Oggi il TG3 ha snocciolato, in un servizio di Mauro Maulucci,  i dati della cassa integrazione in provincia di Latina: 323%. Questa notizia non di oggi ma di Ottobre 2009. In ogni caso non credo importi sapere se un’informazione è vecchia o nuova ma se è vera oppure no e questa purtroppo è drammaticamente vera. Il lavoro in provincia di Latina diminuisce, le ore di cassa integrazione aumentano, le fabbriche chiudono. Bisogna intervenire prima che sia troppo tardi. Di seguito la notizia riportata dall’ANSA.
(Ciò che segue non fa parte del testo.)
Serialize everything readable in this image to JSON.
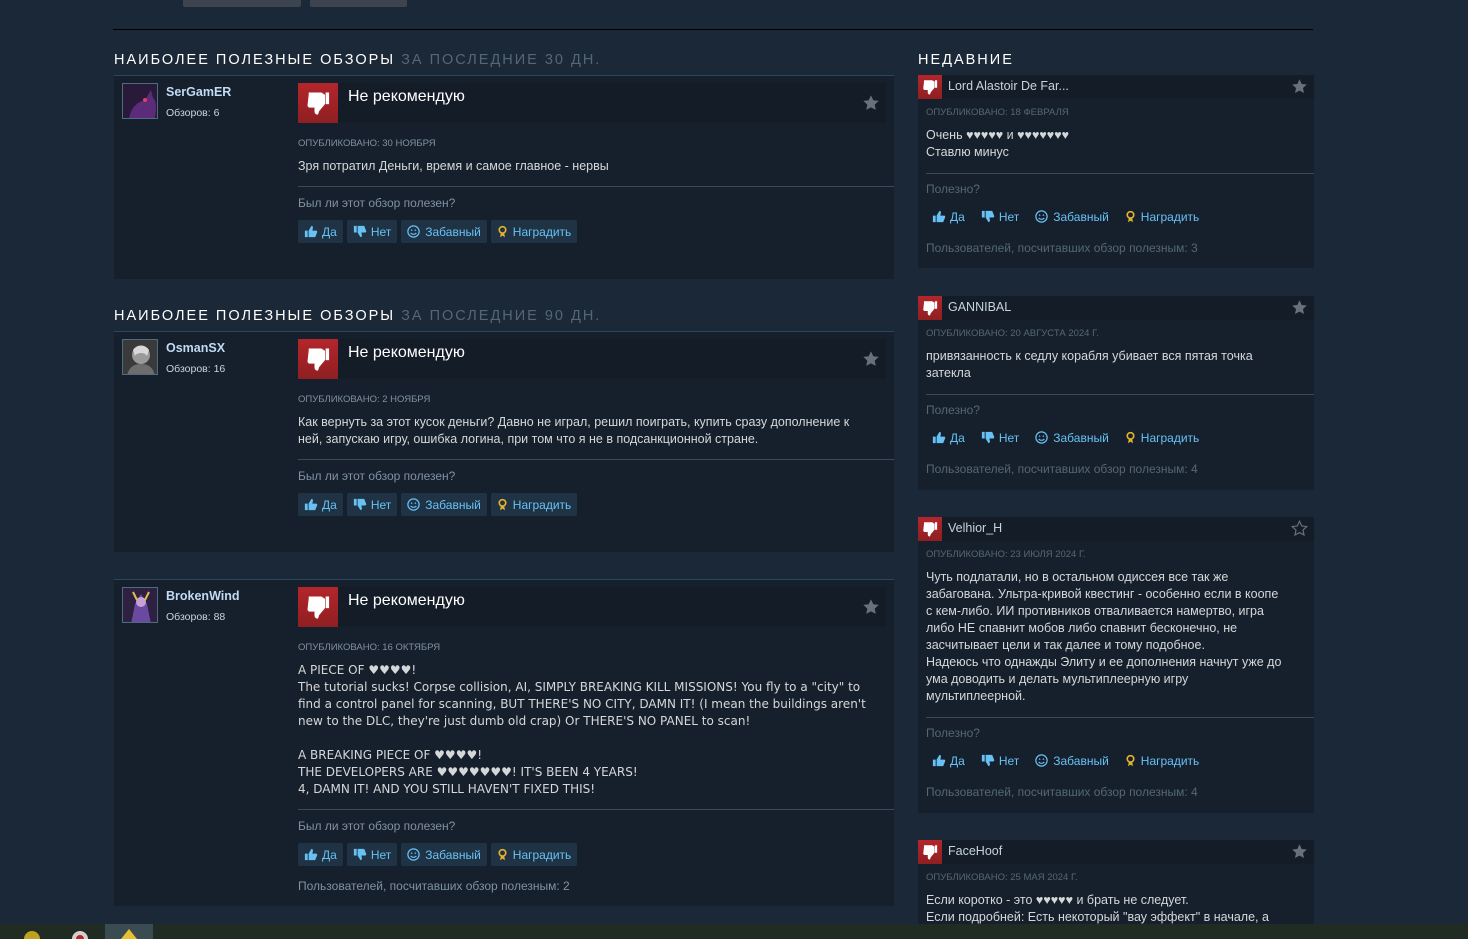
{
  "sections": [
    {
      "title": "Наиболее полезные обзоры",
      "subtitle": "за последние 30 дн."
    },
    {
      "title": "Наиболее полезные обзоры",
      "subtitle": "за последние 90 дн."
    }
  ],
  "reviews": [
    {
      "author": "SerGamER",
      "review_count": "Обзоров: 6",
      "verdict": "Не рекомендую",
      "posted": "Опубликовано: 30 ноября",
      "text": "Зря потратил Деньги, время и самое главное - нервы",
      "helpful_question": "Был ли этот обзор полезен?",
      "helpful_count": ""
    },
    {
      "author": "OsmanSX",
      "review_count": "Обзоров: 16",
      "verdict": "Не рекомендую",
      "posted": "Опубликовано: 2 ноября",
      "text": "Как вернуть за этот кусок деньги? Давно не играл, решил поиграть, купить сразу дополнение к\nней, запускаю игру, ошибка логина, при том что я не в подсанкционной стране.",
      "helpful_question": "Был ли этот обзор полезен?",
      "helpful_count": ""
    },
    {
      "author": "BrokenWind",
      "review_count": "Обзоров: 88",
      "verdict": "Не рекомендую",
      "posted": "Опубликовано: 16 октября",
      "text": "A PIECE OF ♥♥♥♥!\nThe tutorial sucks! Corpse collision, AI, SIMPLY BREAKING KILL MISSIONS! You fly to a \"city\" to\nfind a control panel for scanning, BUT THERE'S NO CITY, DAMN IT! (I mean the buildings aren't\nnew to the DLC, they're just dumb old crap) Or THERE'S NO PANEL to scan!\n\nA BREAKING PIECE OF ♥♥♥♥!\nTHE DEVELOPERS ARE ♥♥♥♥♥♥♥! IT'S BEEN 4 YEARS!\n4, DAMN IT! AND YOU STILL HAVEN'T FIXED THIS!",
      "helpful_question": "Был ли этот обзор полезен?",
      "helpful_count": "Пользователей, посчитавших обзор полезным: 2"
    }
  ],
  "vote_labels": {
    "yes": "Да",
    "no": "Нет",
    "funny": "Забавный",
    "award": "Наградить"
  },
  "recent": {
    "title": "Недавние",
    "items": [
      {
        "author": "Lord Alastoir De Far...",
        "posted": "Опубликовано: 18 февраля",
        "text": "Очень ♥♥♥♥♥ и ♥♥♥♥♥♥♥\nСтавлю минус",
        "question": "Полезно?",
        "helpful_count": "Пользователей, посчитавших обзор полезным: 3",
        "starred": true
      },
      {
        "author": "GANNIBAL",
        "posted": "Опубликовано: 20 августа 2024 г.",
        "text": "привязанность к седлу корабля убивает вся пятая точка\nзатекла",
        "question": "Полезно?",
        "helpful_count": "Пользователей, посчитавших обзор полезным: 4",
        "starred": true
      },
      {
        "author": "Velhior_H",
        "posted": "Опубликовано: 23 июля 2024 г.",
        "text": "Чуть подлатали, но в остальном одиссея все так же\nзабагована. Ультра-кривой квестинг - особенно если в коопе\nс кем-либо. ИИ противников отваливается намертво, игра\nлибо НЕ спавнит мобов либо спавнит бесконечно, не\nзасчитывает цели и так далее и тому подобное.\nНадеюсь что однажды Элиту и ее дополнения начнут уже до\nума доводить и делать мультиплеерную игру\nмультиплеерной.",
        "question": "Полезно?",
        "helpful_count": "Пользователей, посчитавших обзор полезным: 4",
        "starred": false
      },
      {
        "author": "FaceHoof",
        "posted": "Опубликовано: 25 мая 2024 г.",
        "text": "Если коротко - это ♥♥♥♥♥ и брать не следует.\nЕсли подробней: Есть некоторый \"вау эффект\" в начале, а",
        "question": "",
        "helpful_count": "",
        "starred": true
      }
    ]
  },
  "colors": {
    "background": "#1b2838",
    "thumb_down": "#b3262b",
    "link": "#67c1f5",
    "award": "#e5b22b"
  }
}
(ANSA) – ROMA, 8 ottobre  – Nel Lazio l’aumento delle ore di cassa integrazione ordinaria totale rispetto al resto del Paese (+361,6%, da 3,2 a 124,7 milioni di ore) “é più contenuto”, ma cresce la cassa integrazione straordinaria +282,6%, da 6,3 a 24,1 milioni di ore). Emerge dall’analisi tendenziale della cassa integrazione guadagni nel Lazio del Centro Studi di Confindustria relativa a settembre 2009. In Provincia Roma la cassa integrazione ha aumenti inferiori anche rispetto ai dati regionali (quella ordinaria segna +133,8% (da 977,8 mila a 2,3 milioni); più sostenute di quelle del Lazio invece le variazioni delle ore di cassa integrazione straordinaria (+632% in totale, da 2,5 a 18,1 milioni). A Latina la crescita delle ore totali di cassa integrazione ordinaria è di +323,4% (da 238,9 mila a un milione). Per la cassa integrazione straordinaria, il totale aumenta del 49% (da 601,3 a 896 mila). L’aumento delle ore di cassa integrazione ordinaria totali della provincia di Frosinone è a +539,7%, (da 1,4 a 9 milioni); mentre la cassa integrazione straordinaria totale cresce di +55,2% (da 2,1 a 3,3 milioni). Per la provincia di Rieti l’aumento del totale delle ore di cassa integrazione ordinaria autorizzate è a +276,7% (da 116 a 437,1 mila). Inoltre, per la cassa integrazione straordinaria si assiste ad un incremento del 226,8% (da 163,7 a 535,1 mila). A Viterbo la cassa integrazione ordinaria totale cresce del 340,4% (da 442,2 mila a 1,9 milioni) mentre la cassa integrazione straordinaria totale fa segnare un aumento del 32,2% (da 929,4 mila a 1,2 milioni).